An outlier is a data point that does not fit the general trend of your data but would appear to be an extreme value and not what you would expect compared to the rest of your data points. you can detect outliers by plotting the two variables against each other on a graph and visually inspecting the graph for extreme points.

you can then either remove or manipulate that particular point as long as you can justify why you did so. Outliers can have a very large effect on the line of best fit and the Pearson correlation coefficient, which can lead to very different conclusions regarding your data. Both of the above points for a given pair of variables can be analyzed easily by studying their scatter plots.

**Solved Example on Coefficient of Correlation**

**Question: **An experiment conducted on 9 different cigarette smoking subjects resulted in the following data –

Subject Number | Cigarettes smoked per week | Number of years lived |

(averaged over the last 5 years of their life) | ||

1 | 25 | 63 |

2 | 35 | 68 |

3 | 10 | 72 |

4 | 40 | 62 |

5 | 85 | 65 |

6 | 75 | 46 |

7 | 60 | 51 |

8 | 45 | 60 |

9 | 50 | 55 |

Calculate the correlation of coefficient between the number of cigarettes smoked and the longevity of a test subject.

**Solution**

Let us first assign random variables to our data in the following way –

x – the number of cigarettes smoked

y – years lived

We’ll be using the single formula for discrete data points here –

\(r_{xy} = \frac{N\Sigma x_iy_i – \Sigma x_i \Sigma y_i}{\sqrt{N\Sigma x_i^2 – (\Sigma x_i)^2} \sqrt{N\Sigma y_i^2 – (\Sigma y_i)^2}}\)
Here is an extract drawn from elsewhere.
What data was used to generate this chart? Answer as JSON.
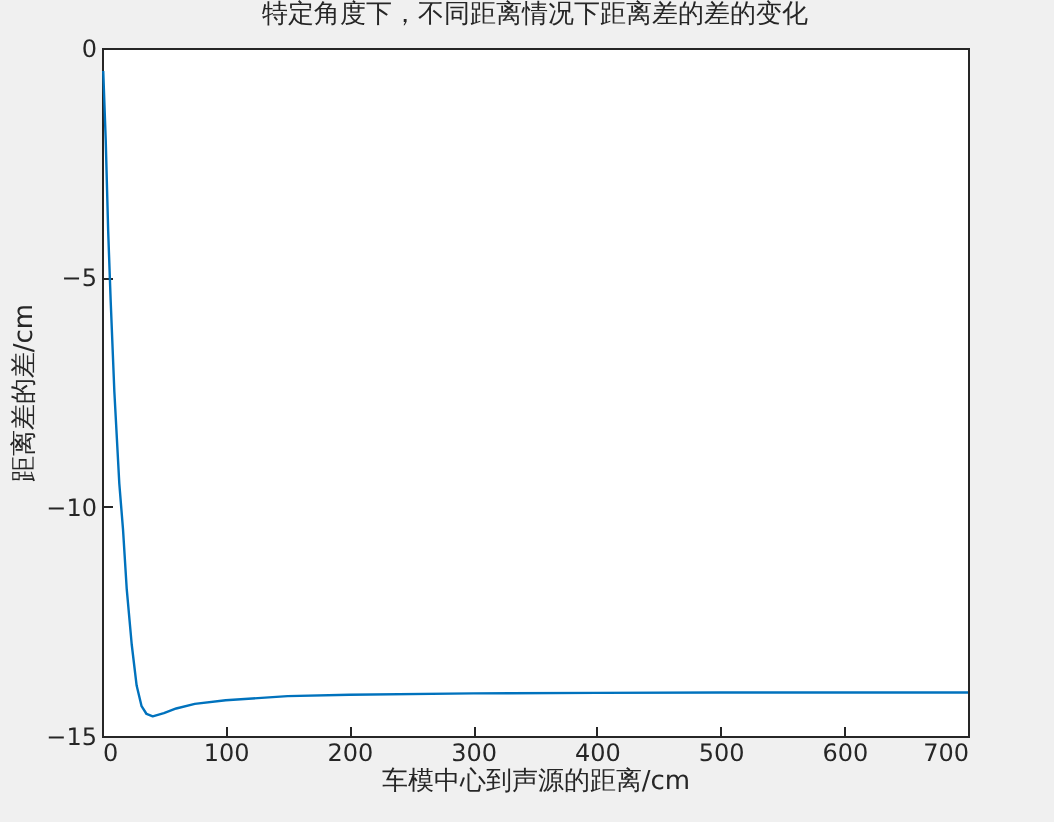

Let us now construct a table to compute all the values we are going to use in our correlation formula. Note that N here = 9

x | x2 | y | y2 | xy |

25 | 625 | 63 | 3969 | 1575 |

35 | 1225 | 68 | 4624 | 2380 |

10 | 100 | 72 | 5184 | 720 |

40 | 1600 | 62 | 3844 | 2480 |

85 | 7225 | 65 | 4225 | 5525 |

75 | 5625 | 46 | 2116 | 3450 |

60 | 3600 | 51 | 2601 | 3060 |

45 | 2025 | 60 | 3600 | 2700 |

50 | 2500 | 55 | 3136 | 2750 |

Σxi = 425 | Σxi2 = 24525 | Σyi = 542 | Σyi2 = 33188 | Σxiyi = 24640 |

(Σxi)2 = 4252 = 180625 | (Σyi)2 = 5422 = 293764 |

using the values in the formula, we get – $$ r_{xy} = \frac{N\Sigma x_iy_i – \Sigma x_i \Sigma y_i}{\sqrt{N\Sigma x_i^2 – (\Sigma x_i)^2} \sqrt{N\Sigma y_i^2 – (\Sigma y_i)^2}}$$ $$ = \frac{9.24640 – 425.542}{\sqrt{9.24525 – 180625} \sqrt{9.33188 – 293764}}$$ $$ = \frac{-8590}{\sqrt{40100}\sqrt{4928}} $$ $$ = -0.61 $$

This implies a negative correlation between the considered variables i.e. The higher the number of cigarettes smoked per week in last 5 years, the lesser the number of years lived. Note that it DOES NOT mean that smoking cigarettes decreases the life span. Because, many other factors might be responsible for one’s death. Still, it is an important conclusion nevertheless.

This way you can solve for other datasets similarly.